Thanks for following up with a hint, @Dong_Liang1. I have a few follow up questions if you don’t mind.
-
How you were running the cmdstan_model()
function call in parallel? Was it using some built-in R functionality or were you calling an R script in parallel from the shell?
-
If you want parallelism, can you just compile the model once and use it in all of the parallel calls?
-
Is there some reason the built-in parallelism in cmdstanr isn’t enough for what you need?
The parallel run was driven in a shell file named “sim”.
#!/bin/sh
echo "Base->" $1
echo "End->" $2
echo "Rep->" $3
for i in $(seq $1 $2);
do
echo batch $i;
R CMD BATCH "--vanilla --slave --args $i $3" BC2k10_ref_1.R sim1_b${i}.Rout &
sleep 1
done
Ten batches were then run, each with 99 replicates.
./sim 1 10 99
The R script “BC2k10_ref_1.R” looks like this.
args_ <- commandArgs(trailingOnly = T)
batch_ <- as.integer(args_[1])
rep_ <- as.integer(args_[2])
fn_ <- paste0("sim1_b",batch_,".rData")
cat("Batch",batch_,"R=",rep_,"saving to ",fn_,'\n')
## compile the stan code
file.copy("BC2k10_ref_1.stan",paste0("BC2k10_ref_1_",batch_,".stan"))
mod_ <- cmdstan_model(paste0("BC2k10_ref_1_",batch_,".stan"))
file.remove(paste0("BC2k10_ref_1_",batch_,".stan"))
I don’t know how to compile the program offline and reuse it in parallel calls, or how to use the built-in cmdstanr to run multiple data sets.
Thanks
Dong
To double-check, do you have a single Stan model that you’re attempting to pass multiple datasets to, or do you have multiple stan models and multiple datasets?
I am attempting to pass multiple datasets to the same stan model. It’s a fishery population dynamic model originally coded in admb.
Can you try performing the parallelism using the compiled model in purely R? For example:
# Compile stan model once
mod <- cmdstanr::cmdstan_model("BC2k10_ref_1.stan")
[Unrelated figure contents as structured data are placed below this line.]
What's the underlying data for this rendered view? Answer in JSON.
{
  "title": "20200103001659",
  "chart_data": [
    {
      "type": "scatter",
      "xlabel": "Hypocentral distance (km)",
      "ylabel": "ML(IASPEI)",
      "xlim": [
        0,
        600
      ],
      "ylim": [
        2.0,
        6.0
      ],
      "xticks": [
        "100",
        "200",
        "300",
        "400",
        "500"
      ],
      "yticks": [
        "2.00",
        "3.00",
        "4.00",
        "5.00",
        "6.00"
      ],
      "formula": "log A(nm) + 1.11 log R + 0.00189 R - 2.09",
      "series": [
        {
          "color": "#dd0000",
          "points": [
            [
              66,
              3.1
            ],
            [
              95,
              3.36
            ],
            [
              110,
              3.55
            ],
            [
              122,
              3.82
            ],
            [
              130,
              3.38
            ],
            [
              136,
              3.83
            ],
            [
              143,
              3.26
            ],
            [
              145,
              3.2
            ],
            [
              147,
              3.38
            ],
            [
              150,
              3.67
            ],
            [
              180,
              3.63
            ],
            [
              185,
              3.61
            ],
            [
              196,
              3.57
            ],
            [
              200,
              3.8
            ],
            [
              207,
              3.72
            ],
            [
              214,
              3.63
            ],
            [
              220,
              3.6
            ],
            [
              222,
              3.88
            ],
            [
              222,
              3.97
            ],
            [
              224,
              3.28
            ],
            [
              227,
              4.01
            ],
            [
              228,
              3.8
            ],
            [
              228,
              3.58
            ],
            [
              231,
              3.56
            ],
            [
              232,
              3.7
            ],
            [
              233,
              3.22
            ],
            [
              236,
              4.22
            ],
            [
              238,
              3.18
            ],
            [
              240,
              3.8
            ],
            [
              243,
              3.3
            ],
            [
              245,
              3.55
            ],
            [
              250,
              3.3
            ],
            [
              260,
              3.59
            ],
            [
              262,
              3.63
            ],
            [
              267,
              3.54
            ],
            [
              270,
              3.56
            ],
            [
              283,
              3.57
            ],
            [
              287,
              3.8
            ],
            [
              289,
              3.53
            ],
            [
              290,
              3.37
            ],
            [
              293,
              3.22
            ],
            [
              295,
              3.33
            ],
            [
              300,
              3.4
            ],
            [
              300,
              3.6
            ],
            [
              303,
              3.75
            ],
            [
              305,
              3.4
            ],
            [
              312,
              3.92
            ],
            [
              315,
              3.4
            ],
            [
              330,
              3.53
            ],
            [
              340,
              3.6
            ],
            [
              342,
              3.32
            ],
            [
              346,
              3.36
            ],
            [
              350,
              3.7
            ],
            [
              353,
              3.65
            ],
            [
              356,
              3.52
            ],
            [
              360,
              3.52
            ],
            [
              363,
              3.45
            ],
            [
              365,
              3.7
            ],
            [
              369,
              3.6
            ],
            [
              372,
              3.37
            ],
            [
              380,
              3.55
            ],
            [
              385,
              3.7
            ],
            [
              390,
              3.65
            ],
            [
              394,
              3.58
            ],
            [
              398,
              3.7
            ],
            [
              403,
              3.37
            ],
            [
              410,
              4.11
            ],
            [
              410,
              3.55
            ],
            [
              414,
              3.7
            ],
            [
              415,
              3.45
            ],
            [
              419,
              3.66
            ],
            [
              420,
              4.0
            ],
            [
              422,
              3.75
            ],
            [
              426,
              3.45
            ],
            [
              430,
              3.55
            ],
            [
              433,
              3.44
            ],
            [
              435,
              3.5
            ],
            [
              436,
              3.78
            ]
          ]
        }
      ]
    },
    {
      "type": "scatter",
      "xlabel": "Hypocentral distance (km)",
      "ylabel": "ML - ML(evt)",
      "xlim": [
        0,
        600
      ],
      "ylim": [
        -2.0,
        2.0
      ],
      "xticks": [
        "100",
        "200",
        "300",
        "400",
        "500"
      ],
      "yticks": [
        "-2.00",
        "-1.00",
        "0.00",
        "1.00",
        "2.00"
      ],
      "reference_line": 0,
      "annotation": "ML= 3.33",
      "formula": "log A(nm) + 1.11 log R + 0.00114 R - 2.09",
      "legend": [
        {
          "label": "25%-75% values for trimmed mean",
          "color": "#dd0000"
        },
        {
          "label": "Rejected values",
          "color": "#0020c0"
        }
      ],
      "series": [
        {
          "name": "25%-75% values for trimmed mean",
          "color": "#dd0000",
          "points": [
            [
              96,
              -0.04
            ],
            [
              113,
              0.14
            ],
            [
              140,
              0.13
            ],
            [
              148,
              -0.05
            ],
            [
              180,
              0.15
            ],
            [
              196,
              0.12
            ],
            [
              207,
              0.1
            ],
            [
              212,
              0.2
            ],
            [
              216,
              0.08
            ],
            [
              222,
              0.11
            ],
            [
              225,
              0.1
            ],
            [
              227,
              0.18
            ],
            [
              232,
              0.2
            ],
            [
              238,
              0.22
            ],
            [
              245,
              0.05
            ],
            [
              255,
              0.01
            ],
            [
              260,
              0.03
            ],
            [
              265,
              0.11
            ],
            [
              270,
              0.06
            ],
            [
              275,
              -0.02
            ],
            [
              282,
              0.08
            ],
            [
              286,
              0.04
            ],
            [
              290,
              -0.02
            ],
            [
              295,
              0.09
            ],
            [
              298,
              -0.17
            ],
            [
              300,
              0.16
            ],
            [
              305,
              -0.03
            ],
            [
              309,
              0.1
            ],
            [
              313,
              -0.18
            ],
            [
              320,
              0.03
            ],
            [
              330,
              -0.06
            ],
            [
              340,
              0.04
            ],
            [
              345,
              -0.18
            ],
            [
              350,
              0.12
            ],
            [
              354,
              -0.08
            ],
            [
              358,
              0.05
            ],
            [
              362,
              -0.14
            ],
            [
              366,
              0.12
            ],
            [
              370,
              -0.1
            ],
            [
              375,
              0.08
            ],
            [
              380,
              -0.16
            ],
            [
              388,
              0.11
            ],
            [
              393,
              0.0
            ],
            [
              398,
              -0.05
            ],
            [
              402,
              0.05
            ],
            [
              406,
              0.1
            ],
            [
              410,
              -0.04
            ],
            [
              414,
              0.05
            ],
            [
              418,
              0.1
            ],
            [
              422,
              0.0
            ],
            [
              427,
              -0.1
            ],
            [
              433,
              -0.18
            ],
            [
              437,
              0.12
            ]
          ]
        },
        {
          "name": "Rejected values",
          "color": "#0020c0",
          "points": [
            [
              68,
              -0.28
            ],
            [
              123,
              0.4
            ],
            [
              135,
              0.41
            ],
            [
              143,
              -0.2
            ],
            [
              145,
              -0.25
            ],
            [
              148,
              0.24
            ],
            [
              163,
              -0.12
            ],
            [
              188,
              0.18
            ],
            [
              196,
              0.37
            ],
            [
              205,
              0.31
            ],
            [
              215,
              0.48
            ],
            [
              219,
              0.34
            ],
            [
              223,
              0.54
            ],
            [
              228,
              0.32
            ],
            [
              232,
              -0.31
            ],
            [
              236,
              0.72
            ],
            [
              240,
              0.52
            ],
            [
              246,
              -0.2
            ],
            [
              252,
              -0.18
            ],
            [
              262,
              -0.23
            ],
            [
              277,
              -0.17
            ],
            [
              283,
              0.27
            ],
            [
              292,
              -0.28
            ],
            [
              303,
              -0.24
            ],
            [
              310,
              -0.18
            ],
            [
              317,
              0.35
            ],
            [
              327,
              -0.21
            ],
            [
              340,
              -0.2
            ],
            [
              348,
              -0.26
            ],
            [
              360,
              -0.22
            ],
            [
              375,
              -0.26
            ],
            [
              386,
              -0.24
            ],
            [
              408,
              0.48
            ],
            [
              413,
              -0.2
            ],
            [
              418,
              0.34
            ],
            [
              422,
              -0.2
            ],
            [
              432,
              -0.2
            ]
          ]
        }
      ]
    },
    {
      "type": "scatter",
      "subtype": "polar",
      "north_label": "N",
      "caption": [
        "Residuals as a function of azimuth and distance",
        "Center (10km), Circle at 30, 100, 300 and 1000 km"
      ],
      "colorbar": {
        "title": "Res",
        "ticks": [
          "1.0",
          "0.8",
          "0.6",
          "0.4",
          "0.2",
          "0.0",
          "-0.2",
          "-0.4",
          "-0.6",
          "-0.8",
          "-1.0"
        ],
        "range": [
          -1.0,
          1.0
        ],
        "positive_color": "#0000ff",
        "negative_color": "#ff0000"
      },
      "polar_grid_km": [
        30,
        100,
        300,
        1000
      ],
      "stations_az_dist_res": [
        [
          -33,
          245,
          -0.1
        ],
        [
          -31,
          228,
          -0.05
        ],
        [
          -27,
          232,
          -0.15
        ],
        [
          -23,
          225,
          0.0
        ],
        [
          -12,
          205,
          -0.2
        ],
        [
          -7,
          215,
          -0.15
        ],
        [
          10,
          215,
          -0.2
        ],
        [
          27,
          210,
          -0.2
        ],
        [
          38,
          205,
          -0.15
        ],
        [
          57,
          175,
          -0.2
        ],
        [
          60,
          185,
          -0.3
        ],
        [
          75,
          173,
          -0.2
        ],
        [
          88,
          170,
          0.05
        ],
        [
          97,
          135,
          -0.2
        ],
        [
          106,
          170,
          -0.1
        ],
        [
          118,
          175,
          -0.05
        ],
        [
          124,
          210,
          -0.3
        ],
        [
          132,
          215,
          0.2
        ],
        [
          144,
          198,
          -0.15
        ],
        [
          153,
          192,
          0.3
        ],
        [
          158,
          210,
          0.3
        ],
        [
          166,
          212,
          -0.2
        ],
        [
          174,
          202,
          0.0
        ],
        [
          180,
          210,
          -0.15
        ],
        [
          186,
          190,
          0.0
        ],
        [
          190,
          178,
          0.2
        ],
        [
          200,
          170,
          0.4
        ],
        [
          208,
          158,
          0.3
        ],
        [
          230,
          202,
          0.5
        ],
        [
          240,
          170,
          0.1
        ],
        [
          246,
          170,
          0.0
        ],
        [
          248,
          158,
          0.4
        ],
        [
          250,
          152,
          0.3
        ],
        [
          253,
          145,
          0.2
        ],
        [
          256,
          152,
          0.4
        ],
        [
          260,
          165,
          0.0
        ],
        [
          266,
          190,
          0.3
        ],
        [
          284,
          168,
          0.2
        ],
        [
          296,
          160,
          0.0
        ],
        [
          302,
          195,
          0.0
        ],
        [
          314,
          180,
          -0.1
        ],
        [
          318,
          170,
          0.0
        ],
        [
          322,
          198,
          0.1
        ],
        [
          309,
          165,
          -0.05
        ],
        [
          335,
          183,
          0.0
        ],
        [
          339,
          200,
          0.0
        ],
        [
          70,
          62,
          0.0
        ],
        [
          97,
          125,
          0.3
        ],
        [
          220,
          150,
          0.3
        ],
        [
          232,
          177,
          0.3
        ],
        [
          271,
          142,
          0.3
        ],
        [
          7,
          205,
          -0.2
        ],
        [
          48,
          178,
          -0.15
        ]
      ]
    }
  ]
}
# Load all datasets as a singe list of datasets:
dataset_list <- list(...)
# Use furrr package for parallel evaluation
library(furrr)
plan(multisession)
parallel_results <- future_map(dataset_list, function(dataset) {
mod$sample(
data = dataset_list
)
})
Yes, I think that will avoid this “Text file busy” issue.